La fabbrica del bonus: la Roma di Spalletti ed il “falso nueve”

La fabbrica del bonus: la Roma di Spalletti ed il “falso nueve”

Analisi tattica dei giallorossi alla ricerca del bonus tanto amato

Stadio Olimpico. 4 Marzo 2016. Roma – Fiorentina 4-1. Potrebbe proseguire con il tabellino della partita questo articolo, approfondendo temi della più svariata natura che in queste settimane hanno movimentato l’ambiente giallorosso. In questo caso però il cuore del tifoso e l’occhio dell’appassionato vanno oltre il risultato e la valutazione tecnica delle reti messe a segno, lasciando spazio a quel mostro che convive in ogni fantallenatore: il critico fantacalcistico.

Roma, quali sono i ruoli valorizzati da Spalletti?

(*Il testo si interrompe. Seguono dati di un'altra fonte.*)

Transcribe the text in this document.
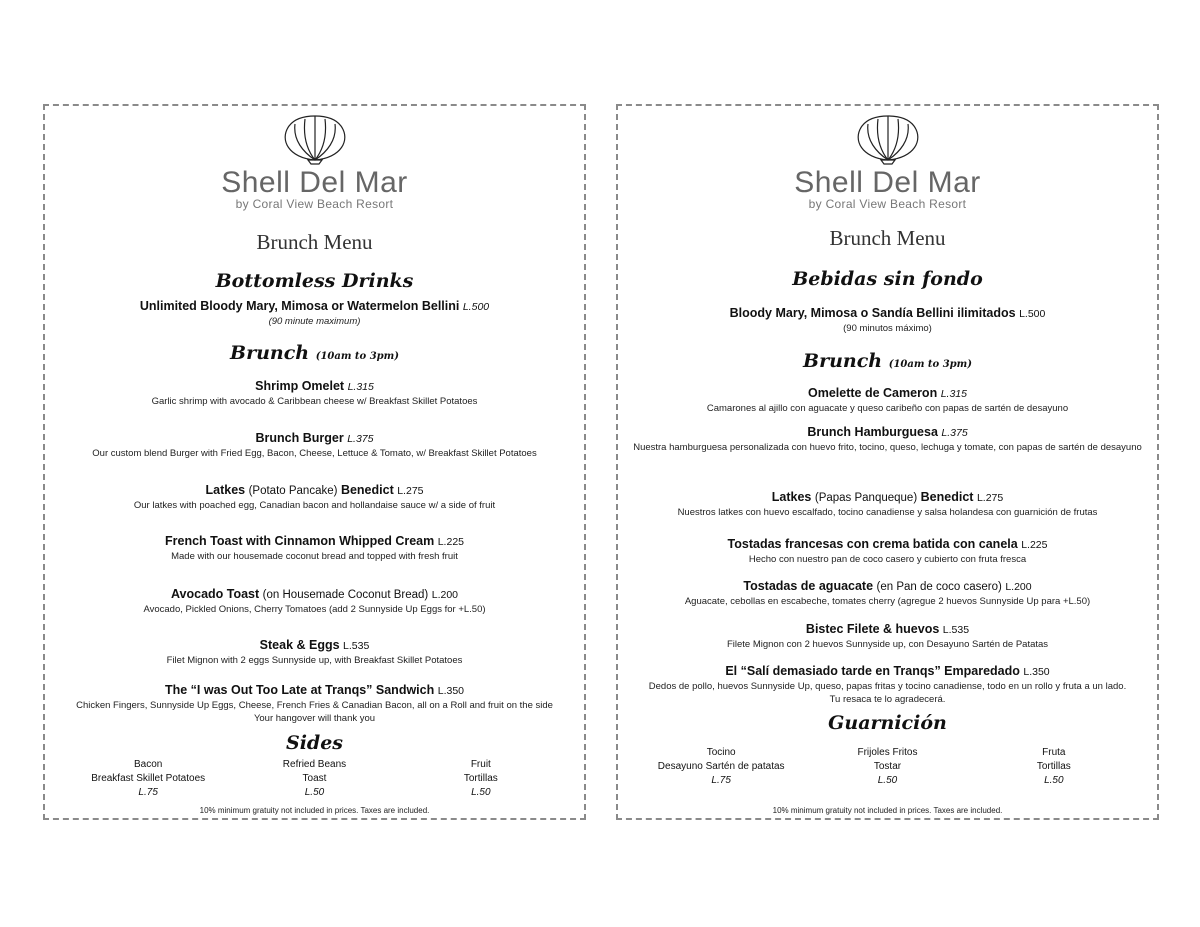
Shell Del Mar
by Coral View Beach Resort
Brunch Menu
Bottomless Drinks
Unlimited Bloody Mary, Mimosa or Watermelon Bellini L.500
(90 minute maximum)
Brunch (10am to 3pm)
Shrimp Omelet L.315
Garlic shrimp with avocado & Caribbean cheese w/ Breakfast Skillet Potatoes
Brunch Burger L.375
Our custom blend Burger with Fried Egg, Bacon, Cheese, Lettuce & Tomato, w/ Breakfast Skillet Potatoes
Latkes (Potato Pancake) Benedict L.275
Our latkes with poached egg, Canadian bacon and hollandaise sauce w/ a side of fruit
French Toast with Cinnamon Whipped Cream L.225
Made with our housemade coconut bread and topped with fresh fruit
Avocado Toast (on Housemade Coconut Bread) L.200
Avocado, Pickled Onions, Cherry Tomatoes (add 2 Sunnyside Up Eggs for +L.50)
Steak & Eggs L.535
Filet Mignon with 2 eggs Sunnyside up, with Breakfast Skillet Potatoes
The “I was Out Too Late at Tranqs” Sandwich L.350
Chicken Fingers, Sunnyside Up Eggs, Cheese, French Fries & Canadian Bacon, all on a Roll and fruit on the side
Your hangover will thank you
Sides
Bacon
Breakfast Skillet Potatoes
L.75
Refried Beans
Toast
L.50
Fruit
Tortillas
L.50
10% minimum gratuity not included in prices. Taxes are included.
Shell Del Mar
by Coral View Beach Resort
Brunch Menu
Bebidas sin fondo
Bloody Mary, Mimosa o Sandía Bellini ilimitados L.500
(90 minutos máximo)
Brunch (10am to 3pm)
Omelette de Cameron L.315
Camarones al ajillo con aguacate y queso caribeño con papas de sartén de desayuno
Brunch Hamburguesa L.375
Nuestra hamburguesa personalizada con huevo frito, tocino, queso, lechuga y tomate, con papas de sartén de desayuno
Latkes (Papas Panqueque) Benedict L.275
Nuestros latkes con huevo escalfado, tocino canadiense y salsa holandesa con guarnición de frutas
Tostadas francesas con crema batida con canela L.225
Hecho con nuestro pan de coco casero y cubierto con fruta fresca
Tostadas de aguacate (en Pan de coco casero) L.200
Aguacate, cebollas en escabeche, tomates cherry (agregue 2 huevos Sunnyside Up para +L.50)
Bistec Filete & huevos L.535
Filete Mignon con 2 huevos Sunnyside up, con Desayuno Sartén de Patatas
El “Salí demasiado tarde en Tranqs” Emparedado L.350
Dedos de pollo, huevos Sunnyside Up, queso, papas fritas y tocino canadiense, todo en un rollo y fruta a un lado.
Tu resaca te lo agradecerá.
Guarnición
Tocino
Desayuno Sartén de patatas
L.75
Frijoles Fritos
Tostar
L.50
Fruta
Tortillas
L.50
10% minimum gratuity not included in prices. Taxes are included.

Quello che colpisce mentre si è intenti a guardare Roma – Fiorentina è la facilità di andare a bersaglio dei giocatori giallorossi, e lì che scatta subito la molla: “Qual è il calciatore che può garantirmi il maggior rendimento qualità/prezzo al fantacalcio?“. L’analisi tattica fatta al termine del match riporta chiaramente che la Roma ha acquisito una padronanza del campo che raramente, sopratutto nell’ultimo anno solare, aveva con Garcia: squadra corta e tanto possesso palla. Tradotto per noi fantallenatori vuol dire che i giornalisti che osservano e giudicano vedono sempre che i vari Pjanic, Nainggolan ed i centrali difensivi hanno la palla tra i piedi, e sono padroni del gioco, il che vuol dire una tendenza crescente alla sufficienza, soprattutto nella valutazione dei singoli. La trama di gioco è avvolgente e spesso fatta di fraseggi: raramente siamo di fronte a lanci chilometrici o cambi di gioco. In questo caso abbiamo al possibilità di vedere un avanzamento compatto della squadra, con possibilità notevole di inserimenti dei centrocampisti e la facoltà degli attaccanti di trovarsi a dover gestire l’ultimo passaggio o la finalizzazione negli ultmi 20 metri, piuttosto che dalla metà campo in poi.

Roma, analisi sui singoli calciatori

Le singole doti che i calciatori schierati mettono in campo poi permettono di avere delle varianti interessanti al tema sopra descritto: la veromamedialocità di Salah consente anche di poter gestire contropiedi fulminei, piuttosto che una manovra avvolgente. Rinascita e consacrazione per Miralem Pjanic (mv 6,36 e fm 7,5) che, messo in condizioni di essere “protetto” da un frangiflutti come Keità (mv 6,04 e fm 6,18), ha guadagnato sicurezza e quella costanza nella MV tale da renderlo ancora più appetibile rispetto all’inizio della stagione. Non date retta a moduli e specchietti vari, i numeri lasciano il tempo che trovano, e lui non sarà mai un regista classico piantato nel centro alla De Rossi (mv 5,94 e fm 5,97). Diego Perotti (mv 6,19 e fm 6,62) balla tra la maglia numero 10 e la maglia numero 9, con sprazzi da mezzala numero 8: tuttocampista, o meglio, tuttocampistatrequartista! Voti???? sopra la sufficienza. Bonus? Ad ogni partita giocata. El Shaarawy (mv 6,83 e fm 9,67) e Salah (mv 6,02 e fm 7,42) sono figli di due scuole differenti, ma colpiscono entrambi: se l’ex Chelsea era stato già indicato dagli esperti come possibile “craque”, El Sharawy era più una scommessa. La realtà dei fatti fa si che entrambi siano importantissimi per l’assetto, tanto a relegare Dzeko a diverse panchine. …e Dzeko? Dzeko (mv 5,83 e fm 6,64) è nelle mani di mister Spalletti: la gestione centellinata lo sta togliendo dalla bufera delle critiche, ed impegnato con il contagocce può ritrovare quella sicurezza utile per dare un contributo alla squadra.